Por eso me había quedado pasmada cuando el autobús se detuvo enfrente de la fachada de uno de los hoteles más lujosos de mi ciudad, el Mandarin Oriental. Un escalofrío me recorrió la espalda, extendiéndose por mis extremidades como un tsunami, mientras levantaba la vista y estudiaba la fachada con miles de ventanas. ¿Íbamos a cenar ahí?
-¿Qué pasa?-preguntó Alec, que como el caballero que era me había ofrecido la mano para ayudarme a bajar los peligrosísimos escalones del bus. Al ver que me quedaba plantada como una boba en la zona del aparcamiento, se había girado para mirar la fachada. Me apartó con disimulo de la puerta del bus para que los demás pudieran seguir bajando.

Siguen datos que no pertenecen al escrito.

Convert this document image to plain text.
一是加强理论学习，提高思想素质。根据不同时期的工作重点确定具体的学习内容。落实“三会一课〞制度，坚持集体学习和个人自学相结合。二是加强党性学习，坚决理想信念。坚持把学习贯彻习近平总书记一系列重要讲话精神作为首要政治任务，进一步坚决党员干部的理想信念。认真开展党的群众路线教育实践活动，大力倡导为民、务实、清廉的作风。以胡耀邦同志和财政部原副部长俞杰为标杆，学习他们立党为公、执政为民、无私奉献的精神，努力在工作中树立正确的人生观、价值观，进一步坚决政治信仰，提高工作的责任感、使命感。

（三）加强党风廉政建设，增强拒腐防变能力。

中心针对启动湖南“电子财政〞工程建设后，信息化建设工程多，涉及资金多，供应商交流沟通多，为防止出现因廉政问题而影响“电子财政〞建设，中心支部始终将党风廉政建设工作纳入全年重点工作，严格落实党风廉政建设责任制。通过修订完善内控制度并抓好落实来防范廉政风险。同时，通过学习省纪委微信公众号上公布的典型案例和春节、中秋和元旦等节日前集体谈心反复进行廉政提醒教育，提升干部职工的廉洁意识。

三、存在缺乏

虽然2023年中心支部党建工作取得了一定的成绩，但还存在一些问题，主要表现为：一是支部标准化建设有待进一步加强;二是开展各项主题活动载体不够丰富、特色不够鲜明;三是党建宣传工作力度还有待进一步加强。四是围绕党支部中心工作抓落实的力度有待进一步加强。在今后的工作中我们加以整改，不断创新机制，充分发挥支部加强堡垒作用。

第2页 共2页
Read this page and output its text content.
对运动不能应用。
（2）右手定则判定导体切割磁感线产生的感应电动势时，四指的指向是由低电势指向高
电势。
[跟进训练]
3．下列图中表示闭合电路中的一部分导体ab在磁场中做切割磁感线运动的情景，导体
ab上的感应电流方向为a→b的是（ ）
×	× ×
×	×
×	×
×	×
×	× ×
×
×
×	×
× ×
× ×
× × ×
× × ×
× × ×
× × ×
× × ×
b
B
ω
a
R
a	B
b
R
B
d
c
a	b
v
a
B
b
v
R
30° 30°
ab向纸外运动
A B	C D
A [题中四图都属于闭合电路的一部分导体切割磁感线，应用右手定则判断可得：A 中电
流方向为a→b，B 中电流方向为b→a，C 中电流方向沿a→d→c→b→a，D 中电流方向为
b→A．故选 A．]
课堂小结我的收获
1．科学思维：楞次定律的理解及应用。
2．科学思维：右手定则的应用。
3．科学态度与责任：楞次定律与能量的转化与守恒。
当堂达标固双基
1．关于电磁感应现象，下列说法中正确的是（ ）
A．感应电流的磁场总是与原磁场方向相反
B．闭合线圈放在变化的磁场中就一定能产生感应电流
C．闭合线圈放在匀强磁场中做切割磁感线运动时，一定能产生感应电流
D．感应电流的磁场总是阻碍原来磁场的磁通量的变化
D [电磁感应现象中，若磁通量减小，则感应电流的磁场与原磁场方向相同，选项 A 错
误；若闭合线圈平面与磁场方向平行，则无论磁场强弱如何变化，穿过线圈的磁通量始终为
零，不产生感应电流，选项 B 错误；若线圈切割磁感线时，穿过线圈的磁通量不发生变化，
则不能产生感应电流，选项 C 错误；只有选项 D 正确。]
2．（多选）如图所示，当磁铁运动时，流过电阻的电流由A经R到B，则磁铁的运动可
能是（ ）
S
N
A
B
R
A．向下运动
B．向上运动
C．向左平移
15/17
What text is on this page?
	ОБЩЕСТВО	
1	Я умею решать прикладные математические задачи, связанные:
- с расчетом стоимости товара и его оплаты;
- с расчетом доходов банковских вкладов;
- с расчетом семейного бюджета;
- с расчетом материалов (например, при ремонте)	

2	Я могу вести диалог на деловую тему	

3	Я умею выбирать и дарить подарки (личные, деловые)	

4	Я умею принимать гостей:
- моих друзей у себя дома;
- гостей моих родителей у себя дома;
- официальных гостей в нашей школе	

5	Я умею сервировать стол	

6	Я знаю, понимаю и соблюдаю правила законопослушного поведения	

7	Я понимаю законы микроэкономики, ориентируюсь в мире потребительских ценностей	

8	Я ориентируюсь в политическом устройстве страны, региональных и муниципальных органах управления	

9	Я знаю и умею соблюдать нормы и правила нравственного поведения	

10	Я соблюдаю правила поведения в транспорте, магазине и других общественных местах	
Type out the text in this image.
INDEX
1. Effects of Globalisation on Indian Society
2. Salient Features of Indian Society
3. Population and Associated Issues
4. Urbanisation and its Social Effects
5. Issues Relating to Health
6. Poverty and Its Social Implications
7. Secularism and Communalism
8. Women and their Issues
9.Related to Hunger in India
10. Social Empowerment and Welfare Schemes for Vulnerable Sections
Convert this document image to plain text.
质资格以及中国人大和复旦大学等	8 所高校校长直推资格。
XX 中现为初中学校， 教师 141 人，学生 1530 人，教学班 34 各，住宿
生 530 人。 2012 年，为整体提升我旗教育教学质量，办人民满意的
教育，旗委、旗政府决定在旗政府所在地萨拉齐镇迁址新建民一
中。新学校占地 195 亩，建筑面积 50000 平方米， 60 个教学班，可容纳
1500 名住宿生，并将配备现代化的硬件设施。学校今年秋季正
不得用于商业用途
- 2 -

-Es el Mandarin-dije, como si por el hecho de venir de un instituto no pudiéramos ir donde nos diera la gana. Scott se detuvo a nuestro lado, metiéndose las manos en los bolsillos del pantalón.
-¿Qué pasa?
-Creo que los zapatos le aprietan-dijo Alec, riéndose-, y no le llega demasiada sangre al cerebro.
-¿Por?
-¿Por qué estamos en el Mandarin?-le pregunté a mi hermano. Scott frunció el ceño, abrió las manos y atrajo mi atención a su indumentaria.
-Saab, por si el tiempo que pasamos separados por el concurso ha hecho mella en ti, creo que debería recordarte que yo no me paseo por ahí en traje. Estamos en nuestra graduación, ¿sabes?-hizo un gesto con la cabeza en dirección al bus; y con la mano, en dirección a Alec.
-Pero…
-Vamos a cenar aquí-explicó mi hermano, poniendo los ojos en blanco.
-A cenar y a la fiesta-le recordó Alec, y Scott asintió con la cabeza. Me quedé mirando la fachada una vez más mientras los graduados seguían entrando en la recepción, cuyas puertas estaban abiertas por dos botones de gesto serio. Muchos de ellos procedían de familias bien, así que no tendrían problema en pagar lo que costara la fiesta esa noche, que de seguro saldría por un ojo de la cara y saldría mucho más cara que si se hicieran los planes tal y como yo creía que se hacían, yendo a un restaurante y luego, de fiesta con barra libre a otro lugar. En las películas siempre era así.
Sin embargo, también había alumnos becados, de familias pobres que a duras penas podrían costearse el uniforme cada año, y cuyas tarifas mensuales el instituto pagaba por igual. Mis amigas, por ejemplo.
¿Dónde estaban aquellos alumnos? ¿Se hacían dos graduaciones, una para pobres y otra para ricos? No estaba familiarizada con todas las caras del curso de Alec, pero, a juzgar por los dos buses que se habían llenado, diría que no faltaba nadie. Y nos habíamos subido en el segundo bus, así que éramos de los últimos en entrar al hotel.
-¿Cuánto cuesta la graduación?-pregunté, mirando a mi hermano, agradeciendo que Scott hubiera conseguido convencer a Alec de que él pagaba lo mío. Nosotros podíamos permitírnoslo. La familia de Alec también, pero Alec no. Y con lo mirado que era por el dinero, seguramente había estado ahorrando todo el año para poder venir a esto, quizá incluso desesperándose cuando pensaba que había limitado el presupuesto de nuestros viajes o nuestros planes en general por algo en lo que no confiaba que sucediera.